Yes, we're just removing a duplicative initialization of time, and compiling out code in the suspend/resume path that would never trigger when persistent_clocks were present.



Also:
$ cat /sys/class/rtc/rtc0/hctosys
0
always carried "1", and this now breaks setups which expect an
automatically created symlink /dev/rtc to the actual "system rtc".

Sigh. So just turning off HCTOSYS on those systems causes them to break?

That is sort of obnoxiously fragile. I've always been somewhat skeptical of the multi-rtc configs - as they're all the "system's" RTCs after all. 99% probably only have one rtc device, so checking the hctosys in that case is a little silly.

But the terribly annoying interface breakage when /dev/rtc went to /dev/rtcN with the generic rtc layer landing shouldn't have happened, so I won't begrudge too much the userland hacks needed to fix that up.

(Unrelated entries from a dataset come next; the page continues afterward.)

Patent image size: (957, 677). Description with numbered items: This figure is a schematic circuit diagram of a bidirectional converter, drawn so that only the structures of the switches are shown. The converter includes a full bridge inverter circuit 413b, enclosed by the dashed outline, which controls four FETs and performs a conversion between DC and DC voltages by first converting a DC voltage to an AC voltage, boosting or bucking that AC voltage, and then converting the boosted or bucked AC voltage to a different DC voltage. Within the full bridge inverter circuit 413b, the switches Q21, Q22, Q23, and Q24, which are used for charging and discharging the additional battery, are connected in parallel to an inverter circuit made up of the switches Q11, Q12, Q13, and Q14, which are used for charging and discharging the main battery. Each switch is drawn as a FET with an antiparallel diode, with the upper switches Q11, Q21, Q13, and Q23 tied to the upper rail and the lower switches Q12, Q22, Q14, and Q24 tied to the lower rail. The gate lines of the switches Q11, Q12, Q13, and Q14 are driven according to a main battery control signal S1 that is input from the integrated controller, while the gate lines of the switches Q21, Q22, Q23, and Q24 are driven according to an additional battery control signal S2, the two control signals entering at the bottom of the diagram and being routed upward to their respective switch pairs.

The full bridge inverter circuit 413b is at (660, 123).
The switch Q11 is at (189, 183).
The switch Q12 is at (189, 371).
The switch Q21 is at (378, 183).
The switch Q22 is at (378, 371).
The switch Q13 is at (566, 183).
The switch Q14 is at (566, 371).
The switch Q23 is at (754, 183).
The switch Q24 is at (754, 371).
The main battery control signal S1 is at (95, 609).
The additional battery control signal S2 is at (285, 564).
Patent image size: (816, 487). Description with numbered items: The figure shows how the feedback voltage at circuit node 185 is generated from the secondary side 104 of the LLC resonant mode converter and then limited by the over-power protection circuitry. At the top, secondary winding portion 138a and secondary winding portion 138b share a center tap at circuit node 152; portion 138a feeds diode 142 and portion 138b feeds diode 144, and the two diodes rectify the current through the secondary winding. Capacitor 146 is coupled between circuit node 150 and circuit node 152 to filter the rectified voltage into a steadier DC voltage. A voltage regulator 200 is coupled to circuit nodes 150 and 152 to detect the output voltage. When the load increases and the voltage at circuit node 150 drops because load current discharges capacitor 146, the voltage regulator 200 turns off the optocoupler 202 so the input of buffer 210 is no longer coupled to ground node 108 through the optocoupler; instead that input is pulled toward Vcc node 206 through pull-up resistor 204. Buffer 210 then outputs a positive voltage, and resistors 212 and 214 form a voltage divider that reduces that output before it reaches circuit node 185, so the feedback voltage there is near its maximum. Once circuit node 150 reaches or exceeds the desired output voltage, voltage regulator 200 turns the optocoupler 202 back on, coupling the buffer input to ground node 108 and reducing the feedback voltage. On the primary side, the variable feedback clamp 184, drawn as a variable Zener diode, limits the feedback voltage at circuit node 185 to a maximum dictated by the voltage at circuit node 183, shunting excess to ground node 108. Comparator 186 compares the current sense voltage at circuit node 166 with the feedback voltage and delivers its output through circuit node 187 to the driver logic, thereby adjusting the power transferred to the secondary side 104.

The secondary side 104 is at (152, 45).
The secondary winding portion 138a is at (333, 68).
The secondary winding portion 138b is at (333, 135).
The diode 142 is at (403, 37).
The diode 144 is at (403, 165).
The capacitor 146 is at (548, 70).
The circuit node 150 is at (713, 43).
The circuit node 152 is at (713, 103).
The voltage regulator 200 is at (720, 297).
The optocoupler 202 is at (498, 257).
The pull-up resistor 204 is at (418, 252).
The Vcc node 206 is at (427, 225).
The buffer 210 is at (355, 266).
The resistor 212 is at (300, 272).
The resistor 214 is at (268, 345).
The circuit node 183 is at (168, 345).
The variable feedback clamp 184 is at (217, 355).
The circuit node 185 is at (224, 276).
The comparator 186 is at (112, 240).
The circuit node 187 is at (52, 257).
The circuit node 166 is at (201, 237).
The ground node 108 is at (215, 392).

So I'll send Thomas a revert for the HCTOSYS optimization. In the kernel we'll still avoid using HCTOSYS when the persistent_clock is there, but at least userland will still have some /sys/class/rtc/rtcN that has the "offical" flag.


There was also always a line in dmesg that told the rtc_cmos time it
wrote to the system clock. This is also gone?

More worrisome, I'll turn the question around: is that an expected interface never to break?


I haven't looked what goes wrong, I expected the make(1) errors with
"time in the future" after bootup before the network is up, which I
see since a week or two, to be a fallout of that.

I'd be very interested if you can narrow this suspicion down, as it would mean there's likely a problem with the persistent_clock code that needs fixing.


Thanks again for raising the flag on the userland expectations bit.